British Expeditionary Force (BEF) (British Expeditionary Force) was the name of the military contingent of the British Army, which was used both in the First World War between 1914 and 1918 and in the Second world war 1939/40 in France and Belgium.
The establishment of a rapid reaction force of the British Army under the name British Expeditionary Force goes to Richard Haldane in his work as minister of war back. During his tenure, two possible scenarios for war, a war the Entente against Germany were discussed in the UK. Contrary to the Navalisten who thought that Britain should lead a pure naval war with Germany and leave the country fight the French, Haldane had put together an expeditionary force, which should be routed to the outbreak of war on the continent. From 1911, a deployment of British troops on the continent in support of France had been agreed in case of war.
World War I
On 4 August 1914 German troops marched into neutral Belgium. Great Britain commanded the same day the mobilization of his army. Herbert Kitchener was appointed Secretary of War. Kitchener predicted as one of the first several years of a war and was still on 5 August the command to increase the army. By Army Command 324 of 21 August 1914 were initially established from volunteers recruited six new divisions. Total could be built so as Kitchener’s Army or New Army for use on the Western Front until 1915, more than 40 divisions.
After the first units of the BEF on 11 August had landed in Le Havre, it passed the British Expeditionary Force in France until the fall of 1914 of four infantry divisions and one cavalry division. It was led by John French. The infantry divisions were divided into two army corps under Douglas Haig and Grierson. The Cavalry Division was led by Edmund Allenby. Grierson took over after the death of General Smith-Dorrien, the II Corps. The use of the British Expeditionary Force chose the Battle of the Marne in September of 1914. Towards the end of the year, after the First Battle of Ypres, the two corps were supplemented by Kitchener associations and expanded to armies.
Because of its feeble and irresolute French leadership was blamed for the British failure and the high losses and in December 1915, his deputy and commander of the 1st Army Haig replaced.
Other armies were set as follows:
•the 3rd Army in October 1915
•the 4th Army in February 1916
•the reserve army, and later 5 Army, in May 1916
More British Expeditionary Force during the First World War, in the Mediterranean (Battle of Gallipoli), Mesopotamia, Egypt / Palestine, used at the Salonika front in the Balkans and in Italy. These were partially supported by the British Expeditionary Force’s Dominion Canada, Australia and New Zealand.
World War II
After the annexation of the remainder of Czechoslovakia by Nazi Germany in March 1939, France and Great Britain ended the policy of appeasement and declared after the German invasion of Poland on 1 Germany on 3 September 1939 September the war.
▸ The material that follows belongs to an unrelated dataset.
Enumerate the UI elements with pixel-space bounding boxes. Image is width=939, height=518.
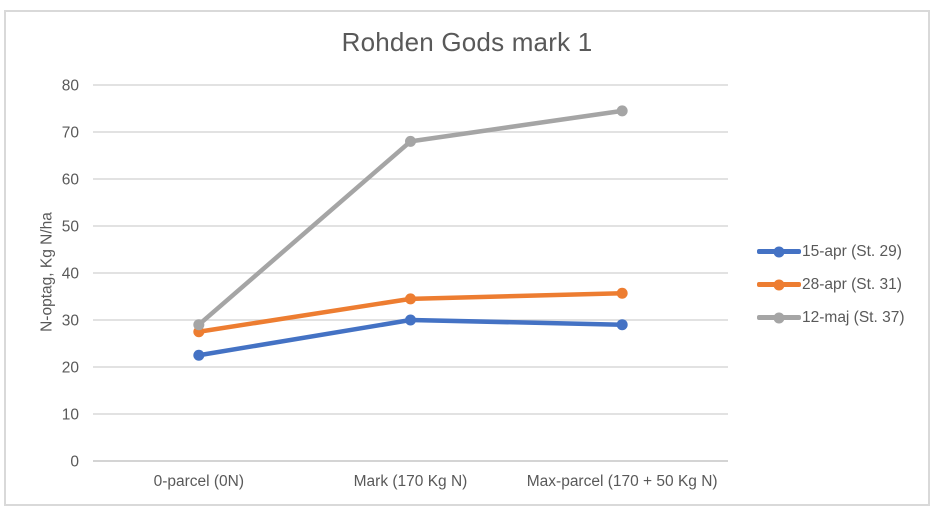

Commander of the British Expeditionary Force in France was General Lord Gort. Due to the defensive strategy of the Western Allies came in the first months of the war to no offensive against Germany, such was planned for the year 1941. Therefore, no major battles took place from late summer 1939 to spring 1940 at the French-German border instead, so this phase was designated as the seat of war in Germany, in the UK and in France as the Phoney War Drole de Guerre.
On 10 May 1940 the German Wehrmacht began the campaign in the West. The BEF occupied positions planned in Belgium after the German breakthrough near Sedan, however, it had to withdraw from Belgium. The German advance was unexpectedly rapid progress, so that the British War Cabinet on 19 May was considering an evacuation of the British Expeditionary Force (BEF).
In Operation Dynamo, the removal of the British troops was. As part of the operation was 26 May to 4 June 1940 virtually the entire British Expeditionary Force in France and parts of the French army, who were surrounded by German troops at Dunkirk and evacuated by sea to Britain. Up to 4 June, a total of 338,226 Allied soldiers, including about 110,000 Frenchmen are set.
•Arthur Hodges: Kitchener Vanguard Publishing Schlegel, Berlin, 1937.
•Hugh Sebag-Montefiore: Dunkirk.Fight to the last man. Penguin, London 2007, ISBN 978-0-14-102437-0.
•Nick Smart: Biographical Dictionary of British Generals of the Second World War. Pen & Sword Military, Barnsley, 2005, ISBN 1-84415-049-6.